Edipo Re is an opera generally attributed to Ruggero Leoncavallo, although there is some dispute about the authorship. The libretto is by Giovacchino Forzano. It had its premiere in Chicago in 1920.

The opera was published posthumously in 1920 and was completed and orchestrated by Giovanni Pennacchio. Leoncavallo biographer Konrad Dryden disputes whether Leoncavallo composed the opera at all, stating that "it is extremely doubtful whether Edipo Re, Maschera nuda or the short operetta Il primo bacio had anything to do with the composer at all." Other sources continue to attribute it to Leoncavallo with completion by Pennacchio.

Edipo Re was premiered by the Chicago Opera in 1920. It had its Italian operatic premiere in 1958, although a performance was broadcast on Italian radio in 1939.
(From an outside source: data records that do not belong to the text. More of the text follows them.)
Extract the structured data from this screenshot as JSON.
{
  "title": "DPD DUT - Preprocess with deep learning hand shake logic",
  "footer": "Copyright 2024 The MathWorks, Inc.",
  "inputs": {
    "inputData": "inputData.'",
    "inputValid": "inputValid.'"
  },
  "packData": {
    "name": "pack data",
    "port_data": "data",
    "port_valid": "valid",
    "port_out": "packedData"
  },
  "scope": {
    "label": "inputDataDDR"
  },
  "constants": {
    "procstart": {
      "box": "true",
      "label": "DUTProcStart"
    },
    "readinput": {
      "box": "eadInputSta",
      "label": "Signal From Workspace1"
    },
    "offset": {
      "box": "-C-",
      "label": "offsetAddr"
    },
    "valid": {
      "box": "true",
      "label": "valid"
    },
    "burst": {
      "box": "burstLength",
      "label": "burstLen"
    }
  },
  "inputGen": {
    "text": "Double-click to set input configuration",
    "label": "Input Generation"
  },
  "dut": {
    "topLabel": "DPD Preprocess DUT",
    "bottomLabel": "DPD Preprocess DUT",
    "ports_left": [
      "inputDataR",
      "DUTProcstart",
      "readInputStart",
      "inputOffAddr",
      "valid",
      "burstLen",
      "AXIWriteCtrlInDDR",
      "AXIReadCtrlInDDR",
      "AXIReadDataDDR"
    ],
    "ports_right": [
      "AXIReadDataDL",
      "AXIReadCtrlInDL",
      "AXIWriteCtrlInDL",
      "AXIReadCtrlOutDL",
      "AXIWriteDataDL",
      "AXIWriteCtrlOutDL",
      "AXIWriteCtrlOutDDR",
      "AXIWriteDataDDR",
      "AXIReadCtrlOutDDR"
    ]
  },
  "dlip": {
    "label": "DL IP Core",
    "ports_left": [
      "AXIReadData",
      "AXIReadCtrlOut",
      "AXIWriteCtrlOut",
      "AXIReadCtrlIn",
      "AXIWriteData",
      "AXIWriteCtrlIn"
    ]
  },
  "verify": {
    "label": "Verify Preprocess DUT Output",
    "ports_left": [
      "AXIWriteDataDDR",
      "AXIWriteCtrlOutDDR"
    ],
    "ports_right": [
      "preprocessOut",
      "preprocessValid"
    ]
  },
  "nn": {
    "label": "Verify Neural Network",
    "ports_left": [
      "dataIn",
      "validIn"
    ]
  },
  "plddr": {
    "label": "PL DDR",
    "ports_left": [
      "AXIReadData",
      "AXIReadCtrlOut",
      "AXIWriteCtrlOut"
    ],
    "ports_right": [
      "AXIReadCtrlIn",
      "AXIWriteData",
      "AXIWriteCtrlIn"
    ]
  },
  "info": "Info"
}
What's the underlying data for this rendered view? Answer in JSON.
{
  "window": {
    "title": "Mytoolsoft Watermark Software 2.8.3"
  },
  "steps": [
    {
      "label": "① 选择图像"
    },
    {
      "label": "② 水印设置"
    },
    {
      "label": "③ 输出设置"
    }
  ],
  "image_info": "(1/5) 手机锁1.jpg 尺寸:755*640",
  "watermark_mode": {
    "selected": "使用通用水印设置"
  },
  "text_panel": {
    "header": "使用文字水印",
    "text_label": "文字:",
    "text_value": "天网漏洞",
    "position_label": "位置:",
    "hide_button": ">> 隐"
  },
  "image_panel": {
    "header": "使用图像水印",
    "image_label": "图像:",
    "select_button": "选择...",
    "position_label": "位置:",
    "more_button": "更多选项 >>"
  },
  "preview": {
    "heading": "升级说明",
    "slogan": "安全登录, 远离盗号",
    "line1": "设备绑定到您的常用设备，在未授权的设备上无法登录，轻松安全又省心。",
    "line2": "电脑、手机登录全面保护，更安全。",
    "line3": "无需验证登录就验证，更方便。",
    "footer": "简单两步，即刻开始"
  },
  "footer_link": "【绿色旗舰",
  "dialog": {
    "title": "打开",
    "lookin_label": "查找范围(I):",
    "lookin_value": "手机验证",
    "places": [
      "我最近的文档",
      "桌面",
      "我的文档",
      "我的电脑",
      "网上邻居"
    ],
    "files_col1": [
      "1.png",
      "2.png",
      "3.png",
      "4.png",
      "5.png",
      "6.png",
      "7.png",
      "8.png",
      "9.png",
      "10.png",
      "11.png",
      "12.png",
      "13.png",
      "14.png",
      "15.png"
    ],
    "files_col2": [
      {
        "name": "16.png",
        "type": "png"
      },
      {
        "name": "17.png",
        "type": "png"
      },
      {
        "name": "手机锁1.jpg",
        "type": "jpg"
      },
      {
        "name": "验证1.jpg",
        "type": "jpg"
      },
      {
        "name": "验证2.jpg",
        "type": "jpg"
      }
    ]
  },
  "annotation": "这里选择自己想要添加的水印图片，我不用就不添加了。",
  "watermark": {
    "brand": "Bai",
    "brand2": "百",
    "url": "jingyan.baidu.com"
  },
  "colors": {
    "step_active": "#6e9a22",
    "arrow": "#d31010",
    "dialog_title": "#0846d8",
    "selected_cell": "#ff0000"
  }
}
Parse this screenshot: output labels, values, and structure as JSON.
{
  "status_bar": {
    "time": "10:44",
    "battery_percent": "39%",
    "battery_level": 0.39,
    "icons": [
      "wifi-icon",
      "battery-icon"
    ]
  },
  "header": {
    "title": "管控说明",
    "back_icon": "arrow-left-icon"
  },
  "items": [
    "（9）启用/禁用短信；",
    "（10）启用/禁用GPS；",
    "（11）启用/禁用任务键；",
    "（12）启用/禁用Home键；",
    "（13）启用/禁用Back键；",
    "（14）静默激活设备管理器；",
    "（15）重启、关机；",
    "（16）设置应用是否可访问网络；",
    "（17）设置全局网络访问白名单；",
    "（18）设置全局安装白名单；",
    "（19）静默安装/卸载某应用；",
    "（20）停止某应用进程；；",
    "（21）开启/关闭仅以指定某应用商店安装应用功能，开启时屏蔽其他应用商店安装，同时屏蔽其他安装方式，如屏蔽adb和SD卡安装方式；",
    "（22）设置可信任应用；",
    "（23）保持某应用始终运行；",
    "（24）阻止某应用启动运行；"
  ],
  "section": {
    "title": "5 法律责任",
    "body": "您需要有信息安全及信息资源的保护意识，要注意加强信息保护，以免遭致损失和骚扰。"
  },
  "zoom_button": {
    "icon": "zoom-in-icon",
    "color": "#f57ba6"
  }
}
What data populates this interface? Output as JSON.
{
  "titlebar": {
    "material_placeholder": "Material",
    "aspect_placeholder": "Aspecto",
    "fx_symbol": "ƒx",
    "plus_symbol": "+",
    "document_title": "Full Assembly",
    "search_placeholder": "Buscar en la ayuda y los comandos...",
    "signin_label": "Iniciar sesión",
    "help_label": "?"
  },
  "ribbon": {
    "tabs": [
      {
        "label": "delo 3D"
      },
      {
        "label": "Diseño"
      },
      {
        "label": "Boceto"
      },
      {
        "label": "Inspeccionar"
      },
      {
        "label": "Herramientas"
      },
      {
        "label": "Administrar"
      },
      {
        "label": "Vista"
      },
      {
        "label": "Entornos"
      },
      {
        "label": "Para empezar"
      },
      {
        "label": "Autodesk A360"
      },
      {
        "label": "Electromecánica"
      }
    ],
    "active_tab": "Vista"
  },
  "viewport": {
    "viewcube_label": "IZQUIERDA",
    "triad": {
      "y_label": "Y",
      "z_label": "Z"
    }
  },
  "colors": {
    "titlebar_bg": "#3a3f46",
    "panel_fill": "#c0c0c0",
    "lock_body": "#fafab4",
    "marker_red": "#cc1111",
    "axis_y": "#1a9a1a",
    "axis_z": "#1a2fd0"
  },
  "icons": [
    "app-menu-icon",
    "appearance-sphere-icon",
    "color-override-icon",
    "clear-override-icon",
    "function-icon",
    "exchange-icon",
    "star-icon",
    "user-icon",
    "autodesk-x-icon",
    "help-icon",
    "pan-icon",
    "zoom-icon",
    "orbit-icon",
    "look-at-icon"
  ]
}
The plot of Edipo Re is based on Sophocles' Oedipus Rex, although the libretto excluded most of the choruses.

== Reception ==
According to music journalist William Schoelle, the opera contains "a dynamic opening chorus, excellent vocal writing, a major aria for Oedipus, and a sublime love duet whose only disappointing factor is its brevity. Contemporary reviews of the New York premiere in 1921 were less kind. The New York Herald stated that "The music as a whole is declamatory and episodic in its melody. It promises to rise to a fine height in the final utterances of the King's despair, but the promise is not wholly fulfilled. The Herald went to say that lead singer Titta Ruffo, while "impressive" and well suited to the role, "could not restore to life the tremendous figure of the Oedipus Tyrannus of Sophocles killed by the deadly music of Leoncavallo." The New York Tribune said that "Except for the entrance of Jocasta and fugitive lyric moments, which soothe the ears, the music is noisy from beginning to end, lacking in depth, and wholly without distinction."

Some of the music for the opera is taken from Leoncavallo's 1904 opera Der Roland von Berlin.